As of March, roughly 49,192 cases were pending in the Salt Lake City docket, and the average case there had been unresolved for about 752 days, according to data from the Transactional Records Access Clearinghouse. Those figures place Salt Lake City among the longer-waiting immigration courts and help explain why many hearing dates are now scheduled years into the future.

How long to clear the queue?

Two judges in Salt Lake City were finishing about 202 and 228 cases per month, and at that pace, analysts estimate it would take roughly 9.6 years to clear the existing backlog. KUER reports that adding a third judge at the same average rate would cut that timeline to about 6.4 years. That is an important gain, but still a long road for respondents waiting for decisions that will shape the rest of their lives.

National shake-up reshapes the bench

The staffing crunch in Utah comes as the federal immigration bench has been remade nationwide. Union and national reporting show more than 113 immigration judges have been dismissed during the past year while the department has been recruiting replacements. ABC News reported on the recent terminations, and outlets such as The Guardian note the Justice Department has been hiring scores of new permanent and temporary judges. The department’s recruiting site even promotes openings under a “You Be The Judge” banner that calls the role a “deportation judge.”

Legal context

A March 2026 Merit Systems Protection Board ruling narrowed removal protections for some in-house judges, a shift that government watchers say has reshaped personnel decisions at the agency.
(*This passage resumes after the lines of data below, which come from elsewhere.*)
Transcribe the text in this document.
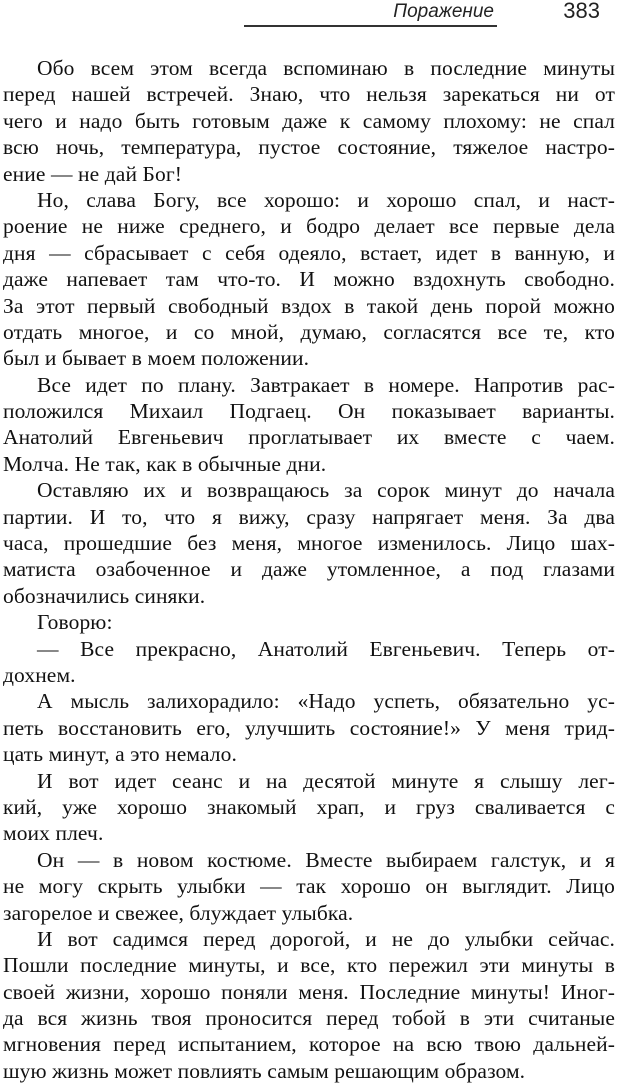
Поражение	383
Обо всем этом всегда вспоминаю в последние минуты
перед нашей встречей. Знаю, что нельзя зарекаться ни от
чего и надо быть готовым даже к самому плохому: не спал
всю ночь, температура, пустое состояние, тяжелое настро-
ение — не дай Бог!
Но, слава Богу, все хорошо: и хорошо спал, и наст-
роение не ниже среднего, и бодро делает все первые дела
дня — сбрасывает с себя одеяло, встает, идет в ванную, и
даже напевает там что-то. И можно вздохнуть свободно.
За этот первый свободный вздох в такой день порой можно
отдать многое, и со мной, думаю, согласятся все те, кто
был и бывает в моем положении.
Все идет по плану. Завтракает в номере. Напротив рас-
положился Михаил Подгаец. Он показывает варианты.
Анатолий Евгеньевич проглатывает их вместе с чаем.
Молча. Не так, как в обычные дни.
Оставляю их и возвращаюсь за сорок минут до начала
партии. И то, что я вижу, сразу напрягает меня. За два
часа, прошедшие без меня, многое изменилось. Лицо шах-
матиста озабоченное и даже утомленное, а под глазами
обозначились синяки.
Говорю:
— Все прекрасно, Анатолий Евгеньевич. Теперь от-
дохнем.
А мысль залихорадило: «Надо успеть, обязательно ус-
петь восстановить его, улучшить состояние!» У меня трид-
цать минут, а это немало.
И вот идет сеанс и на десятой минуте я слышу лег-
кий, уже хорошо знакомый храп, и груз сваливается с
моих плеч.
Он — в новом костюме. Вместе выбираем галстук, и я
не могу скрыть улыбки — так хорошо он выглядит. Лицо
загорелое и свежее, блуждает улыбка.
И вот садимся перед дорогой, и не до улыбки сейчас.
Пошли последние минуты, и все, кто пережил эти минуты в
своей жизни, хорошо поняли меня. Последние минуты! Иног-
да вся жизнь твоя проносится перед тобой в эти считаные
мгновения перед испытанием, которое на всю твою дальней-
шую жизнь может повлиять самым решающим образом.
Reporting in Government Executive and other legal outlets describes how that ruling, and the appeals it prompted, could affect judicial independence and how comfortably judges handle complex cases under pressure.

For Utah immigrants awaiting hearings, the new judge is a step, but not a solution. Clearing a backlog measured in tens of thousands of cases will require sustained hiring, training for new judges, and operational changes to scheduling and case management. Until that happens, many will still face multi-year waits for the hearings that decide whether they can stay in the country.